No segundo livro, Affonso Ávila, diferentemente de uma historiografia que quer ver no século 18 em Minas apenas algumas manifestações tardias do barroco europeu, nos coloca diante da evidência de uma plena "idade barroca mineira" em plena civilização mineradora e urbana setecentista. Uma convivência cuja fulgurância é sugerida no título do volume, "Áurea Idade da Áurea Terra", verso de um poeta da época, Antonio Dias Cordeiro, de Mariana.
São esplêndidos os estudos sobre o impulso e a vertigem lúdica que recobrem a formação cultural e estética do barroco.
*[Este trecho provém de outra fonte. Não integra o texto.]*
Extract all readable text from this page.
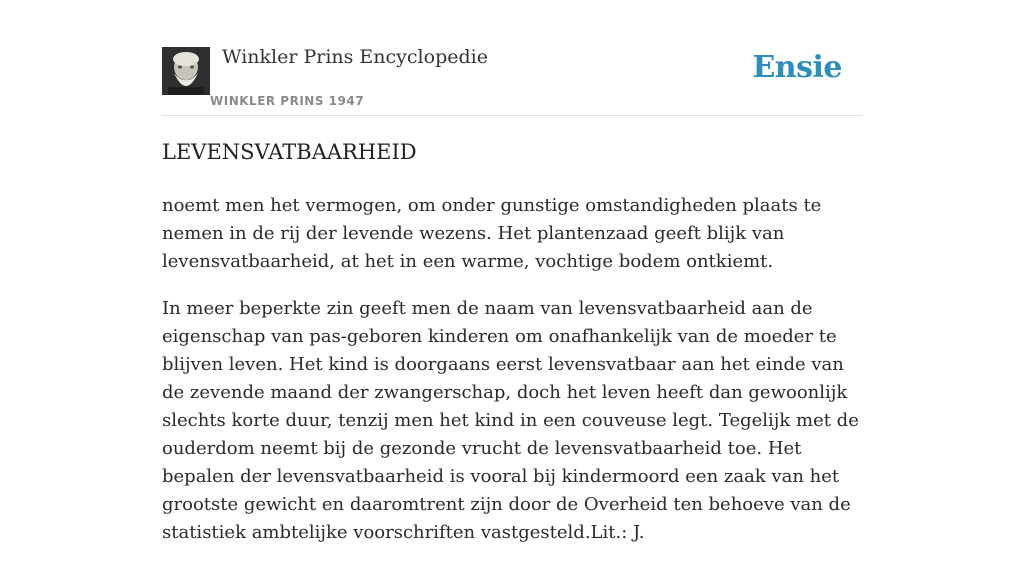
Winkler Prins Encyclopedie
WINKLER PRINS 1947
Ensie
LEVENSVATBAARHEID

noemt men het vermogen, om onder gunstige omstandigheden plaats te nemen in de rij der levende wezens. Het plantenzaad geeft blijk van levensvatbaarheid, at het in een warme, vochtige bodem ontkiemt.

In meer beperkte zin geeft men de naam van levensvatbaarheid aan de eigenschap van pas-geboren kinderen om onafhankelijk van de moeder te blijven leven. Het kind is doorgaans eerst levensvatbaar aan het einde van de zevende maand der zwangerschap, doch het leven heeft dan gewoonlijk slechts korte duur, tenzij men het kind in een couveuse legt. Tegelijk met de ouderdom neemt bij de gezonde vrucht de levensvatbaarheid toe. Het bepalen der levensvatbaarheid is vooral bij kindermoord een zaak van het grootste gewicht en daaromtrent zijn door de Overheid ten behoeve van de statistiek ambtelijke voorschriften vastgesteld.Lit.: J.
Escreve Affonso Ávila: "A subjetividade do homem barroco, rechaçada em seu projeto de exteriorização pelas forças coercitivas da historicidade, reflui sobre si mesma e, na tentativa de encontrar qualquer modo de plenitude ainda que na dimensão da interioridade, acelera a sua inteira disponibilidade de imaginação, liberando-se afinal em formas criativas impregnadas de jogo e de fantasia". Portentosa essa transformação, flagrada por Ávila, da "alma estremecida do Seiscentos" em sujeito de uma grande e vital vontade estética de jogo.
A mesma vital vontade de jogo que, no espaço supranacional do grande barroco, Affonso Ávila vê cruzando a obra de dois proto-escritores brasileiros: Antonio Vieira e Gregório de Matos.
Mas Affonso Ávila não os inclui sem mais e rotineiramente no livro. No Vieira do "Sermão da Sexagésima", ele vê não só o criador de uma nova teoria do sermão, mas também o criador de uma "linguagem que não quer esgotar-se na pragmática do sermão, mas que ao mesmo tempo busca resistir à mera vertigem do literário". Vieira seria o responsável por um lance altíssimo, por um "desafio a que poucos escritores da língua têm logrado responder".
Gregório de Matos, por sua vez, com sua "entonação equatorial", seria o criador de "uma saída brasileira". Uma saída constituída por uma linguagem de postura aberta, pela reação ao impacto tropical, a busca de uma fantasia autônoma, e por uma concepção contraditória do real e de dilaceramento da existência. Um programa tanto mais atual quanto, como o desafio de Vieira, não realizado.
A revisão crítica do barroco por Affonso Ávila tem também um pouco disso. Como a "nova teoria do sermão" de Vieira, ou a "saída brasileira" de Gregório de Matos, é igualmente um lance muito alto e ainda não coberto na cultura brasileira. É o que faz do pós-barroco de Ávila um programa quente.